Sir: Your dispatch of the 13th ultimo, No. 133, in relation to the case of certain citizens of the United States, who were impressed into the military service of Mexico, and who are now said to be actually serving in the Thirty-first Battalion of the army of that republic has been received.

The grounds assumed by you in the correspondence between yourself and Mr. Fernandez, in regard to the demand for the immediate release of these citizens, following, as they do, the views expressed by the Department in its instruction of the 9th of October, are in entire accord with the position which this government assumes in relation to the unfriendly and unwarranted course of the Mexican civil and military authorities towards these citizens of the United States, and your course is approved.

The suggestion of the minister for foreign affairs, in his note to you of the 30th of October last, is to the effect that the parties thus forcibly compelled to enter the military service of a foreign power must, in order to secure their release, resort to the slow formalities of judicial procedure in the courts of the country whose civil and military officers committed the wrong. Your protest against this position, as novel as it is believed to be untenable, was apt and timely. Mr. Fernandez’s views of international obligations in this regard, as expressed in his note of [Page 752] the 30th of October, cannot for a moment be accepted by this government.

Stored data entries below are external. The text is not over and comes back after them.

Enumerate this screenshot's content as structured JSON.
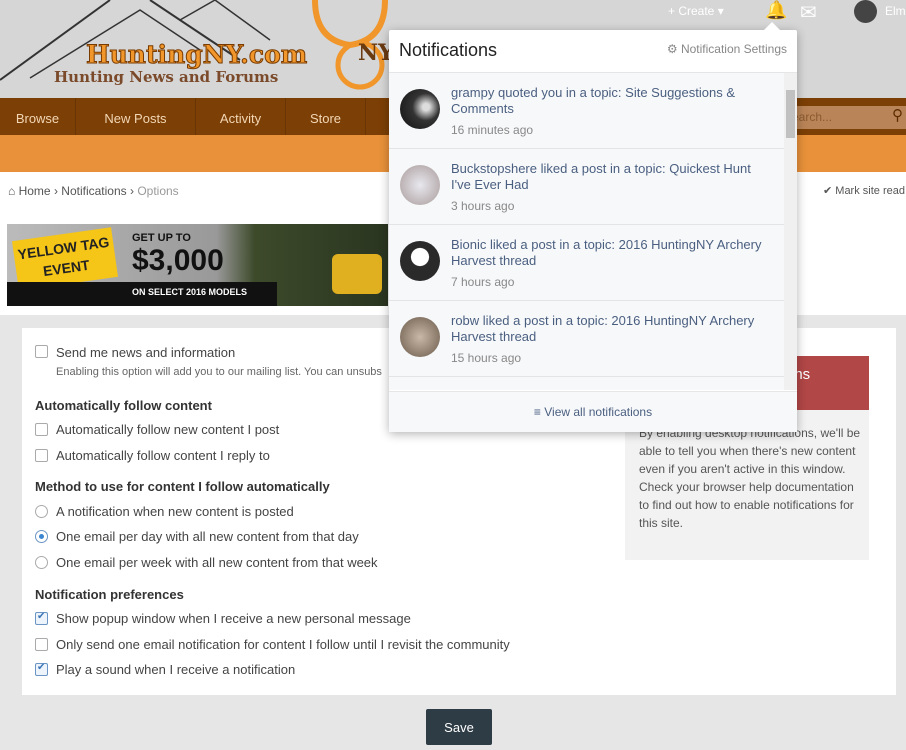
{
  "header": {
    "logo_title": "HuntingNY.com",
    "logo_subtitle": "Hunting News and Forums",
    "logo_badge": "NY",
    "create_label": "+ Create ▾",
    "user_name": "Elm"
  },
  "nav": {
    "tabs": [
      "Browse",
      "New Posts",
      "Activity",
      "Store"
    ],
    "search_placeholder": "Search..."
  },
  "breadcrumb": {
    "home": "Home",
    "notifications": "Notifications",
    "current": "Options",
    "mark_read": "Mark site read"
  },
  "banner": {
    "tag": "YELLOW TAG EVENT",
    "line1": "GET UP TO",
    "amount": "$3,000",
    "line2": "ON SELECT 2016 MODELS"
  },
  "form": {
    "news": {
      "label": "Send me news and information",
      "checked": false,
      "desc": "Enabling this option will add you to our mailing list. You can unsubs"
    },
    "auto_follow": {
      "heading": "Automatically follow content",
      "options": [
        {
          "label": "Automatically follow new content I post",
          "checked": false
        },
        {
          "label": "Automatically follow content I reply to",
          "checked": false
        }
      ]
    },
    "method": {
      "heading": "Method to use for content I follow automatically",
      "options": [
        {
          "label": "A notification when new content is posted",
          "selected": false
        },
        {
          "label": "One email per day with all new content from that day",
          "selected": true
        },
        {
          "label": "One email per week with all new content from that week",
          "selected": false
        }
      ]
    },
    "prefs": {
      "heading": "Notification preferences",
      "options": [
        {
          "label": "Show popup window when I receive a new personal message",
          "checked": true
        },
        {
          "label": "Only send one email notification for content I follow until I revisit the community",
          "checked": false
        },
        {
          "label": "Play a sound when I receive a notification",
          "checked": true
        }
      ]
    },
    "save_label": "Save"
  },
  "sidebar": {
    "title_fragment": "ons",
    "text": "By enabling desktop notifications, we'll be able to tell you when there's new content even if you aren't active in this window. Check your browser help documentation to find out how to enable notifications for this site."
  },
  "popup": {
    "title": "Notifications",
    "settings_label": "Notification Settings",
    "view_all": "View all notifications",
    "items": [
      {
        "text": "grampy quoted you in a topic: Site Suggestions & Comments",
        "time": "16 minutes ago"
      },
      {
        "text": "Buckstopshere liked a post in a topic: Quickest Hunt I've Ever Had",
        "time": "3 hours ago"
      },
      {
        "text": "Bionic liked a post in a topic: 2016 HuntingNY Archery Harvest thread",
        "time": "7 hours ago"
      },
      {
        "text": "robw liked a post in a topic: 2016 HuntingNY Archery Harvest thread",
        "time": "15 hours ago"
      }
    ]
  },
  "colors": {
    "nav": "#7c3f05",
    "orange": "#e8913a",
    "sidebar_head": "#b24747",
    "save": "#2e3c45",
    "link": "#4a5f80"
  }
}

In addition to the precedent of Emilio Baiz’s case, which you cite in your reply to the minister, several instances are found in the records of this Department in which, during the existence of our late civil war, the Mexican Government applied to this for protection to Mexicans resident in various States against demands of the local recruiting officers of the United States upon these Mexican citizens to serve in the armies of this republic. In all such cases it is found to have been the practice of this Department to bring the subject at once to the attention of the Secretary of War, and no single instance is met with in which the Mexican citizen’s claim to exemption from military service in the armies of the United States was not promptly recognized and respected by this government.

As to the proof of citizenship of the persons now in question, their status as citizens of the United States was established to the satisfaction of this government before instructing you on the subject, and when that point is settled as required by the laws of the United States, international courtesy dictates that that of Mexico should hold it to be concluded. The peculiarities of Buruato’s case are sufficiently explained in my No. 71. Should the men not have been already released on your receipt of this instruction, you will lose no time in pressing for their speedy discharge from the service in which they are held, and you will report the result to the Department without delay.

I am, &c.,

WM. M. EVARTS.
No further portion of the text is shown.